I spend a lot of time just thinkin’ about stuff, all kinds of stuff: political stuff, religious stuff, financial stuff, techno stuff, health stuff and world affairs for example. Today I dwelt for a while on Christians involved in peaceful protests, and I asked myself this question: How many of those participating in such demonstrations understand they may change a person’s mind about the action for which they stand that day. But until there is a change of heart, the issue is only moved ahead to another day.
Bear with me, please. There is nothing wrong with standing up for what one believes in a peaceful demonstration. But snipping a weed at the surface will not prevent its return or its spreading through your lawn. Only when it is removed at the root will the problem be remedied long-term. So it is with sin, the unseen root residing in the heart of many who are the objects of those issues we often stand against. If the church would spend as much time equipping her people, training, raising up, and rallying the saints to advance the cause of Christ with the good news of the gospel as they do in other pursuits, there would be fewer issues to demonstrate against.
~ Just Thinkin’
From the Genesis account of mankind’s fall (Genesis 3) to the moment your eyes scan across these words. The reliability of God’s word has been and continues to be the focal point of the enemy’s attacks against the Christian faith. If God’s word can be disproved or discredited at any point, the whole of scripture implodes, the cross symbolizes nothing more than a historical period of barbaric savagery, and we must bow in submission to the dark side of the philosophical argument; Nietzsche is right, “God is dead” and we are but cosmic accidents, grown-up germs having no purpose or objective meaning.
“Dear friends, I’ve dropped everything to write you about this life of salvation that we have in common. I have to write insisting-begging! – that you fight with everything you have in you for this faith entrusted to us as a gift to guard and cherish. What has happened is that some people have infiltrated our ranks (our Scriptures warned us this would happen), who beneath their pious skin are shameless scoundrels. Their design is to replace the sheer grace of our God with sheer license-which means doing away with Jesus Christ, our one and only Master” (Jude 3-4 – The Message).
No picture can be drawn to more vividly depict the age in which we live, nor could there be voiced a greater sense of urgency to contend for the faith than these: “I’ve dropped everything to write you about this.” Jude’s “compelling sense of obligation to the people of God prompted him to change his focus for their spiritual good,” one commentator writes. The text suggests His original intent was to write a letter of encouragement to the church concerning their common salvation but was overcome by an imminent danger infiltrating their ranks.

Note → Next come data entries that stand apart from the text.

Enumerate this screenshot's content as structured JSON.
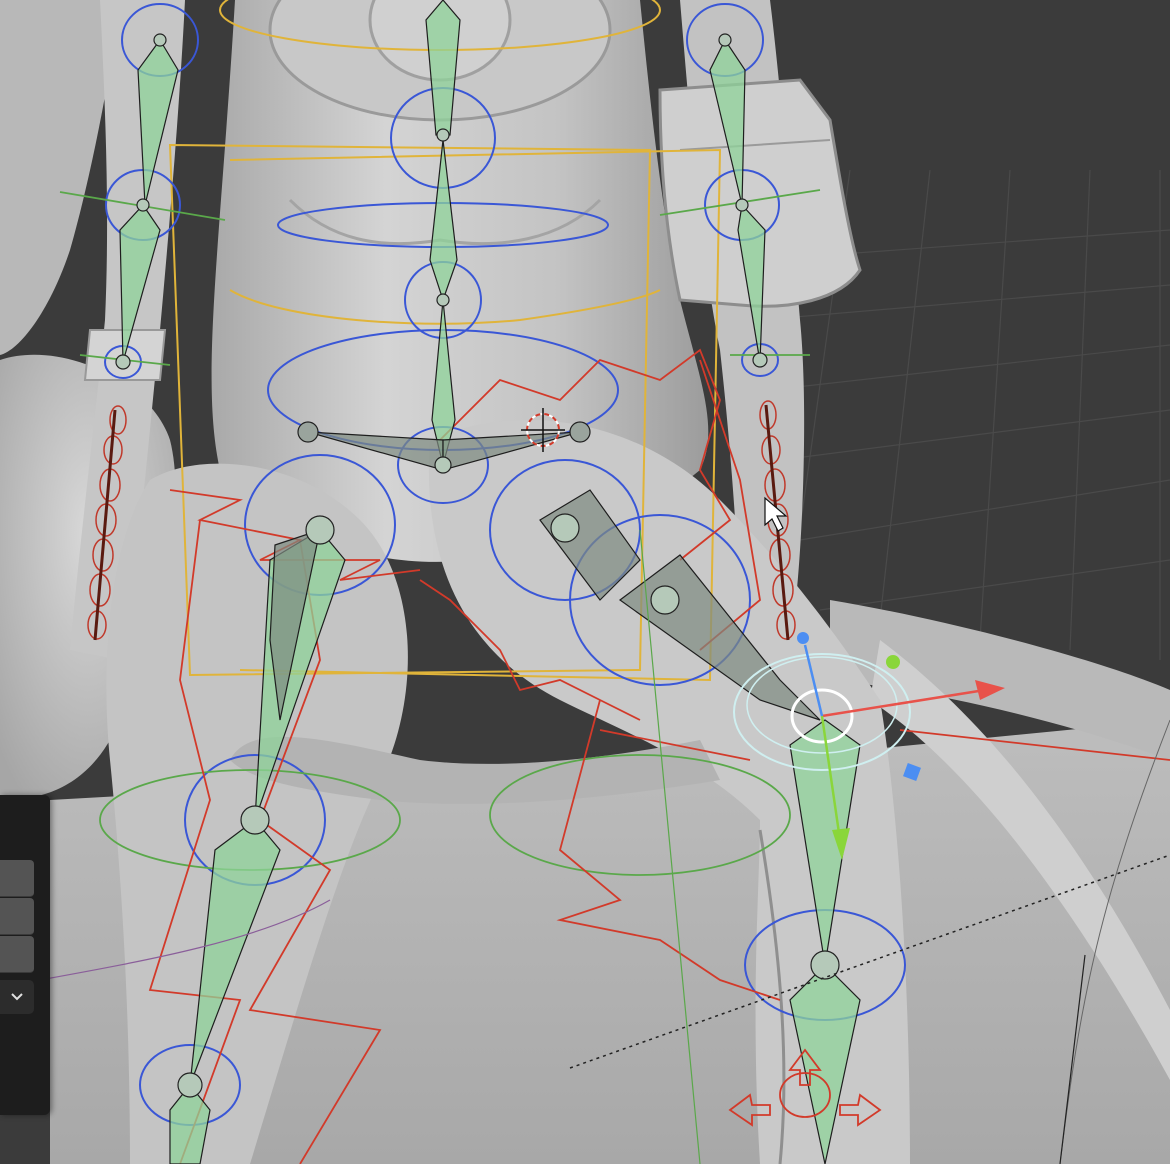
{
  "app": {
    "name": "3D viewport",
    "mode": "pose"
  },
  "viewport": {
    "background": "#3b3b3b",
    "mesh_color": "#c9c9c9",
    "grid_color": "#4a4a4a",
    "bone_fill_color": "#8fd39a",
    "bone_outline_color": "#1e1e1e",
    "control_circle_color": "#3a57d6",
    "ik_control_color": "#d23a2a",
    "root_box_color": "#e0b43a",
    "active_bone_color": "#cfeff0"
  },
  "gizmo": {
    "x_axis_color": "#e8524a",
    "y_axis_color": "#8ad63a",
    "z_axis_color": "#4c8ef2"
  },
  "side_panel": {
    "fields": [
      "",
      "",
      ""
    ],
    "dropdown_icon": "chevron-down-icon"
  },
  "cursor": {
    "icon": "pointer-cursor-icon"
  }
}
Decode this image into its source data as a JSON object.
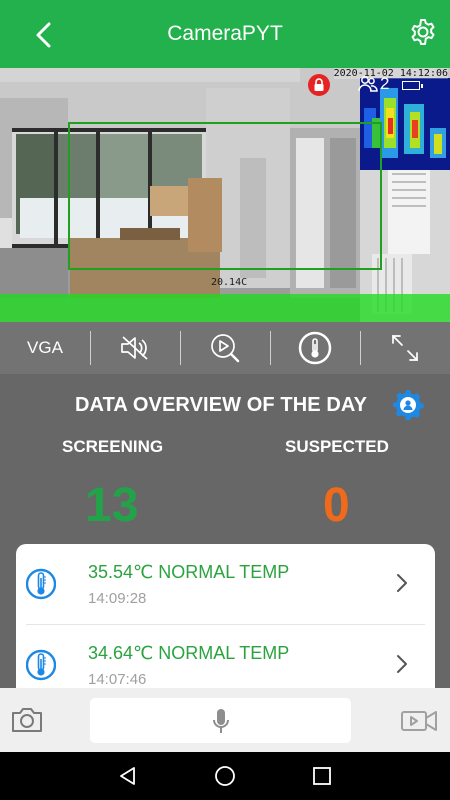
{
  "header": {
    "title": "CameraPYT",
    "back_icon": "back-chevron-icon",
    "settings_icon": "gear-icon"
  },
  "video": {
    "timestamp": "2020-11-02  14:12:06",
    "people_count": "2",
    "temp_readout": "20.14C",
    "status_icons": [
      "lock-icon",
      "people-icon",
      "battery-icon"
    ]
  },
  "toolbar": {
    "items": [
      {
        "label": "VGA",
        "icon": ""
      },
      {
        "label": "",
        "icon": "mute-speaker-icon"
      },
      {
        "label": "",
        "icon": "playback-search-icon"
      },
      {
        "label": "",
        "icon": "thermometer-icon"
      },
      {
        "label": "",
        "icon": "fullscreen-icon"
      }
    ]
  },
  "overview": {
    "title": "DATA OVERVIEW OF THE DAY",
    "screening_label": "SCREENING",
    "screening_value": "13",
    "suspected_label": "SUSPECTED",
    "suspected_value": "0"
  },
  "records": [
    {
      "title": "35.54℃ NORMAL TEMP",
      "time": "14:09:28"
    },
    {
      "title": "34.64℃ NORMAL TEMP",
      "time": "14:07:46"
    }
  ],
  "bottom": {
    "snapshot_icon": "camera-icon",
    "talk_icon": "microphone-icon",
    "record_icon": "video-camera-icon"
  },
  "colors": {
    "header_green": "#22b14c",
    "screening_green": "#22a34a",
    "suspected_orange": "#f06a1c",
    "record_green": "#2aa33f",
    "accent_blue": "#1e88e5"
  }
}
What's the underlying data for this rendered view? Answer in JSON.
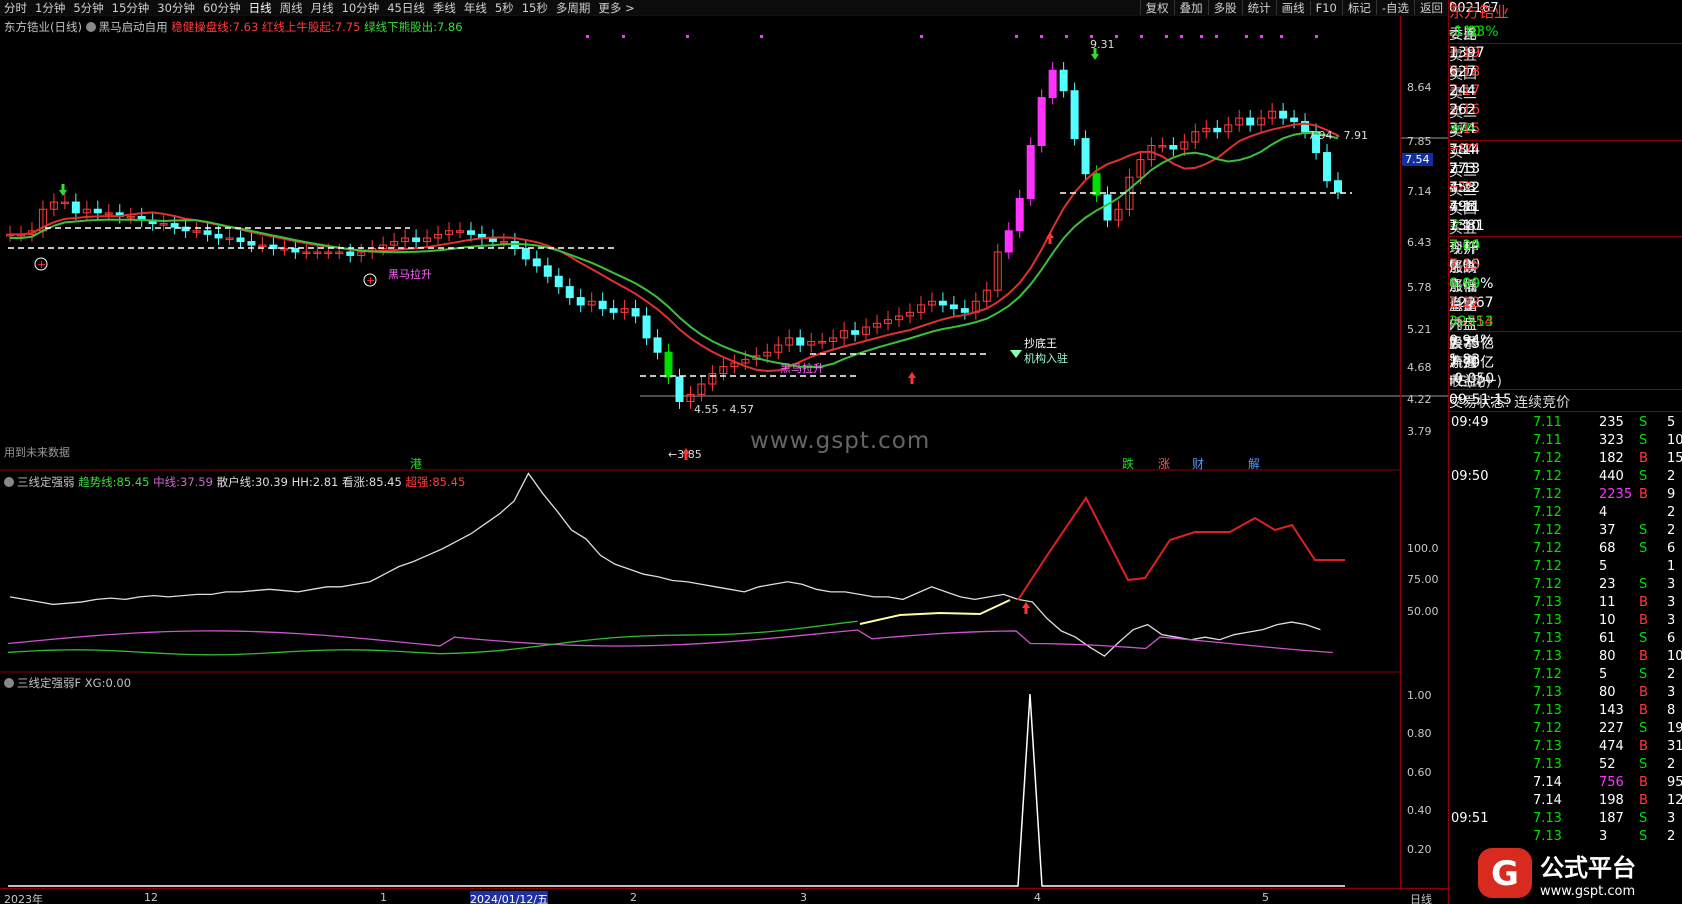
{
  "toolbar": {
    "periods": [
      "分时",
      "1分钟",
      "5分钟",
      "15分钟",
      "30分钟",
      "60分钟",
      "日线",
      "周线",
      "月线",
      "10分钟",
      "45日线",
      "季线",
      "年线",
      "5秒",
      "15秒",
      "多周期",
      "更多 >"
    ],
    "right": [
      "复权",
      "叠加",
      "多股",
      "统计",
      "画线",
      "F10",
      "标记",
      "-自选",
      "返回"
    ]
  },
  "pane1": {
    "stock": "东方锆业(日线)",
    "indicator": "黑马启动自用",
    "l1": "稳健操盘线:",
    "v1": "7.63",
    "l2": "红线上牛股起:",
    "v2": "7.75",
    "l3": "绿线下熊股出:",
    "v3": "7.86",
    "yticks": [
      "8.64",
      "7.85",
      "7.14",
      "6.43",
      "5.78",
      "5.21",
      "4.68",
      "4.22",
      "3.79"
    ],
    "price_tag": "7.54",
    "ann_high": "9.31",
    "ann_range1": "7.94 - 7.91",
    "ann_range2": "4.55 - 4.57",
    "ann_low": "3.85",
    "label_hm": "黑马拉升",
    "label_hm2": "黑马拉升",
    "label_cd": "抄底王",
    "label_jg": "机构入驻",
    "future": "用到未来数据",
    "events": [
      "港",
      "跌",
      "涨",
      "财",
      "解"
    ]
  },
  "pane2": {
    "title": "三线定强弱",
    "l1": "趋势线:",
    "v1": "85.45",
    "l2": "中线:",
    "v2": "37.59",
    "l3": "散户线:",
    "v3": "30.39",
    "l4": "HH:",
    "v4": "2.81",
    "l5": "看涨:",
    "v5": "85.45",
    "l6": "超强:",
    "v6": "85.45",
    "yticks": [
      "100.0",
      "75.00",
      "50.00"
    ]
  },
  "pane3": {
    "title": "三线定强弱F",
    "l1": "XG:",
    "v1": "0.00",
    "yticks": [
      "1.00",
      "0.80",
      "0.60",
      "0.40",
      "0.20"
    ]
  },
  "xaxis": {
    "labels": [
      "2023年",
      "12",
      "1",
      "2024/01/12/五",
      "2",
      "3",
      "4",
      "5"
    ],
    "right": "日线"
  },
  "watermark": "www.gspt.com",
  "quote": {
    "code": "002167",
    "name": "东方锆业",
    "wb_label": "委比",
    "wb": "-1.93%",
    "wc_label": "委差",
    "wc": "-110",
    "asks": [
      {
        "l": "卖五",
        "p": "7.19",
        "v": "1397"
      },
      {
        "l": "卖四",
        "p": "7.18",
        "v": "627"
      },
      {
        "l": "卖三",
        "p": "7.17",
        "v": "244"
      },
      {
        "l": "卖二",
        "p": "7.16",
        "v": "262"
      },
      {
        "l": "卖一",
        "p": "7.15",
        "v": "374",
        "c": "-695"
      }
    ],
    "bids": [
      {
        "l": "买一",
        "p": "7.14",
        "v": "184",
        "c": "+177"
      },
      {
        "l": "买二",
        "p": "7.13",
        "v": "273",
        "c": ""
      },
      {
        "l": "买三",
        "p": "7.12",
        "v": "458",
        "c": "+22"
      },
      {
        "l": "买四",
        "p": "7.11",
        "v": "498",
        "c": ""
      },
      {
        "l": "买五",
        "p": "7.10",
        "v": "1381",
        "c": "-2"
      }
    ],
    "stats": [
      [
        "现价",
        "7.14",
        "今开",
        "7.09"
      ],
      [
        "涨跌",
        "0.00",
        "最高",
        "7.15"
      ],
      [
        "涨幅",
        "0.00%",
        "最低",
        "6.99"
      ],
      [
        "总量",
        "72267",
        "量比",
        "1.22"
      ],
      [
        "外盘",
        "39714",
        "内盘",
        "32553"
      ],
      [
        "换手",
        "0.94%",
        "股本",
        "7.75亿"
      ],
      [
        "净资",
        "1.83",
        "流通",
        "7.70亿"
      ],
      [
        "收益(一)",
        "-0.050",
        "PE(动)",
        "—"
      ]
    ],
    "status": "交易状态: 连续竞价",
    "time": "09:51:15"
  },
  "ticks": [
    [
      "09:49",
      "7.11",
      "235",
      "S",
      "5"
    ],
    [
      "",
      "7.11",
      "323",
      "S",
      "10"
    ],
    [
      "",
      "7.12",
      "182",
      "B",
      "15"
    ],
    [
      "09:50",
      "7.12",
      "440",
      "S",
      "2"
    ],
    [
      "",
      "7.12",
      "2235",
      "B",
      "9"
    ],
    [
      "",
      "7.12",
      "4",
      "",
      "2"
    ],
    [
      "",
      "7.12",
      "37",
      "S",
      "2"
    ],
    [
      "",
      "7.12",
      "68",
      "S",
      "6"
    ],
    [
      "",
      "7.12",
      "5",
      "",
      "1"
    ],
    [
      "",
      "7.12",
      "23",
      "S",
      "3"
    ],
    [
      "",
      "7.13",
      "11",
      "B",
      "3"
    ],
    [
      "",
      "7.13",
      "10",
      "B",
      "3"
    ],
    [
      "",
      "7.13",
      "61",
      "S",
      "6"
    ],
    [
      "",
      "7.13",
      "80",
      "B",
      "10"
    ],
    [
      "",
      "7.12",
      "5",
      "S",
      "2"
    ],
    [
      "",
      "7.13",
      "80",
      "B",
      "3"
    ],
    [
      "",
      "7.13",
      "143",
      "B",
      "8"
    ],
    [
      "",
      "7.12",
      "227",
      "S",
      "19"
    ],
    [
      "",
      "7.13",
      "474",
      "B",
      "31"
    ],
    [
      "",
      "7.13",
      "52",
      "S",
      "2"
    ],
    [
      "",
      "7.14",
      "756",
      "B",
      "95"
    ],
    [
      "",
      "7.14",
      "198",
      "B",
      "12"
    ],
    [
      "09:51",
      "7.13",
      "187",
      "S",
      "3"
    ],
    [
      "",
      "7.13",
      "3",
      "S",
      "2"
    ]
  ],
  "logo": {
    "text": "公式平台",
    "url": "www.gspt.com"
  },
  "colors": {
    "up": "#ff3b3b",
    "down": "#54ffff",
    "magenta": "#ff33ff",
    "green": "#00dd00"
  }
}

Believer’s, the Christian community is under siege. Much in the same way as when Jude penned the above words, a serious effort to undermine and destroy the undergirding truth claims of scripture is in full swing and picking up speed. Humanism, secularism, relativism, pluralism, and a countless host of other such isms are being served the gullible society we have become from every conceivable platform and media outlet including the pulpits of many mainstream churches and their respective denominational hierarchies. We must come down from the bleachers, get off the sidelines and get out on the field with more than a pea shooter.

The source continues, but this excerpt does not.